An unmanned SpaceX Falcon 9 rocket exploded September 1 in Cape Canaveral, destroying a satellite that Facebook planned to use to beam high-speed internet to Africa.
That marked a setback for the California-based private space firm and its founder Elon Musk, who wants to revolutionize the launch industry by making rocket components reusable.
In a statement Monday, SpaceX said it had traced the problem to a pressure vessel in the second-stage liquid oxygen tank. It said it will change the way it fuels for now, and in the future will redesign its pressure vessels.
SpaceX said it hopes to launch 10 Iridium NEXT communications satellites from a base in California on Sunday.
The Federal Aviation Administration has to approve the conclusions of the SpaceX investigation of the September failure.

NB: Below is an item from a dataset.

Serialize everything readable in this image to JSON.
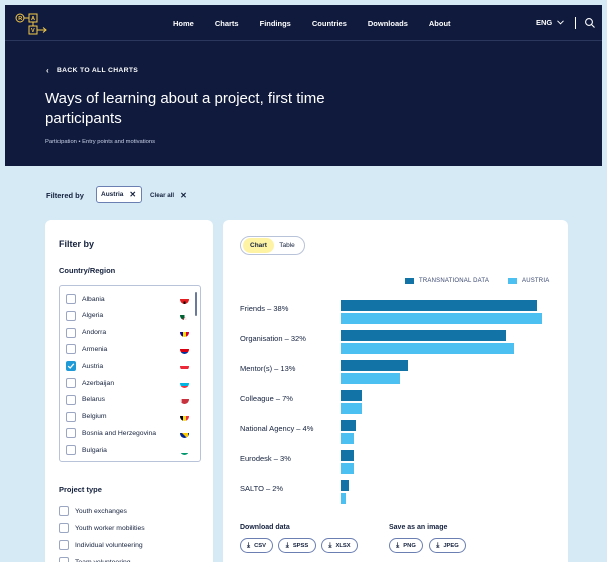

That accident -- the second of its kind since SpaceX was founded in 2002 -- came just over a year after a Falcon 9 rocket failed after liftoff on June 28, 2015, destroying a Dragon cargo capsule bound for the International Space Station.
Before that, SpaceX had logged 18 successful launches of the Falcon 9 -- including six of 12 planned supply missions to the ISS carried out as part of a $1.6 billion contract with NASA.
It carried out another eight successful launches since June 2015, including in August of last year when a Falcon 9 successfully placed a Japanese communications satellite in orbit, and then landed intact on a floating drone ship.
Before then the firm lost several rockets as it attempted to land them upright on an ocean platform at the end of a flight -- a crucial part of its strategy for reusable spacecraft.